We’re all human… which means we’re all uniquely different! So why manage your sales team members the same way? Some are naturals in some areas of the job and some not. They aren’t motivated by the same things – motivate them in ways specific to them! Manage them uniquely to the same outcomes.

Skill 1: Behavioral Intelligence

Sales managers who have the ability to observe and understand how emotion and behavior drive outcomes will innately communicate and manage their sales reps differently than those who believe a one-size-fits-all approach works. I’ve seen sales environments where every rep is managed the same, yet outcomes vary. For example, the manager assumes the whole team is motivated by money. The manager causes burnout with a high-pressure, high-expectation culture that is driven with monetary incentives. Successful sales managers manage each rep based on who they are as a person. They use awareness and social / emotional queues to adjust their approach in communication, tone, and types of incentives offered. Sales managers who rank high in the behavioral quotient create high-growth sales teams because everyone feels valued, heard, understood, and cared for. In return, they are inspired by their sales leader and motivated to perform and reciprocate the gesture.

Skill 2: Strengths-Focused

Sales managers who take the time to learn about each team members’ strengths and weaknesses have the opportunity to mold and shift the individual rep roles to accommodate productive behavior and experience high-growth sales. If a sales role requires 3 main duties, but each rep struggles in one of the 3, and that one lacking area drives down productivity, would it not make sense to carve that out, build a role of their strengths, and enjoy 2x or 3x productivity? We are often asked how this is scalable; individualized sales roles. Look at this example.

Rep A: consistently makes 60-70 outbound calls per day, converts 10% to sales conversations, struggles closing.

Rep B: no matter how many times you tell them to prospect, they never do. Yet, they close at 75%. If only they had more at-bats.

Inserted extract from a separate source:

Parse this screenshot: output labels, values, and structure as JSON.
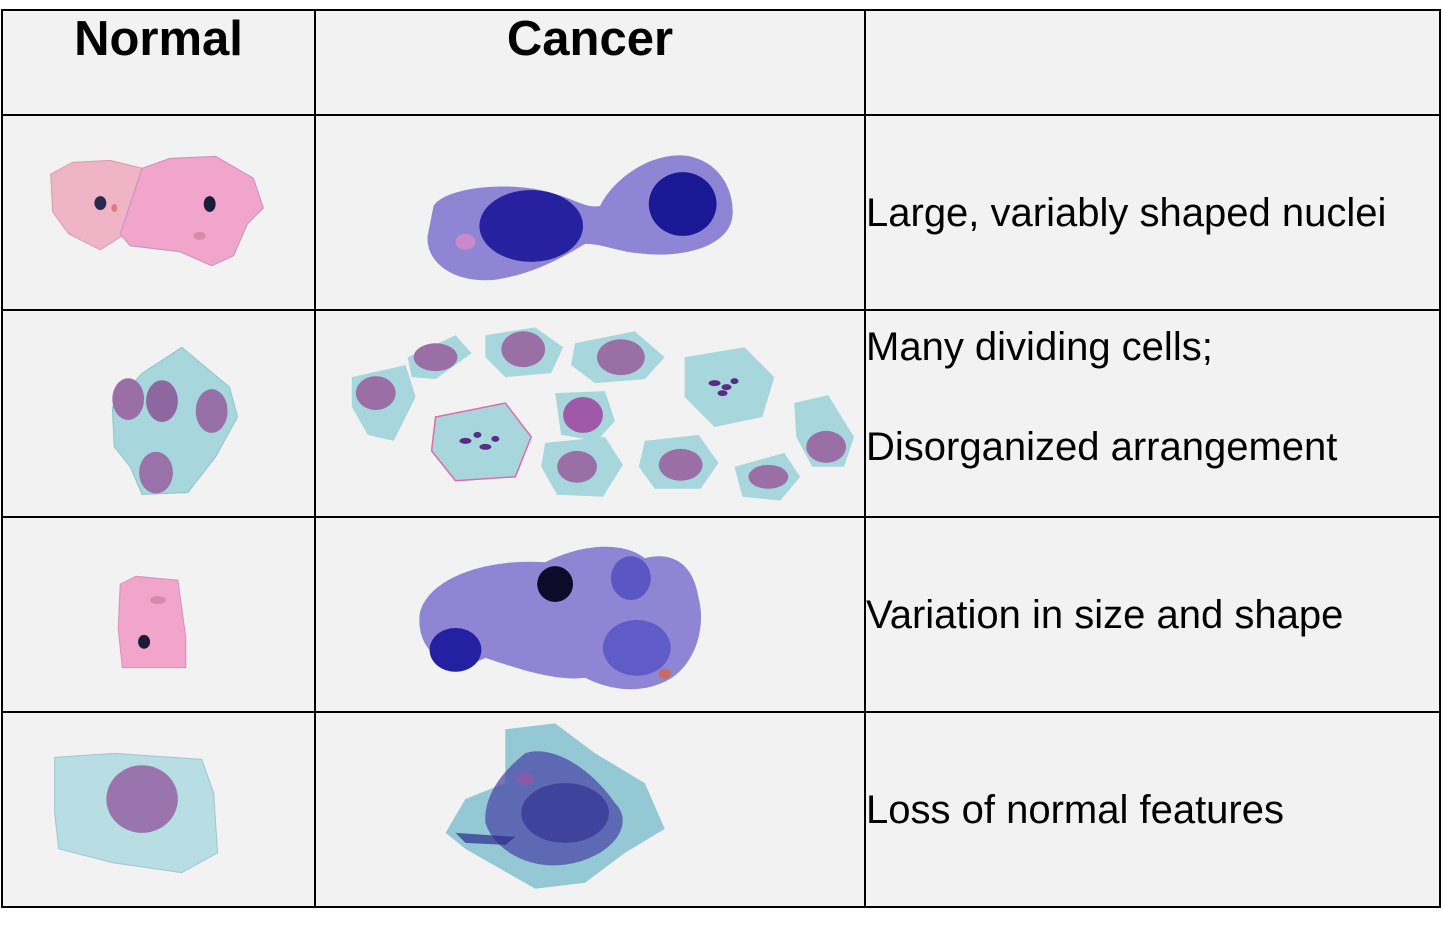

Shift Rep A to a prospect and qualify role and shift Rep B to a propose and close role.

Skill 3: Empowerment

Sales managers who dictate the rules and expectations constantly, potentially creating a toxic culture where reps feel micro-managed and feel they’re never good enough, will lose an opportunity to create a high-growth sales culture. Building on skills 1 & 2, once the manager understands who their sales reps are, how to communicate, how to motivate, and how to shape their role, they must create a culture of ongoing empowerment. A sales manager empowers their team by influencing the environment. They help everyone learn to diagnose and solve their own problems, build positive relationships with others in the organization (especially operations), and create a team that helps and supports each other. By empowering the team to take on these tasks, it frees up the sales manager to focus on coaching and mentoring their reps, not being stuck managing all their problems.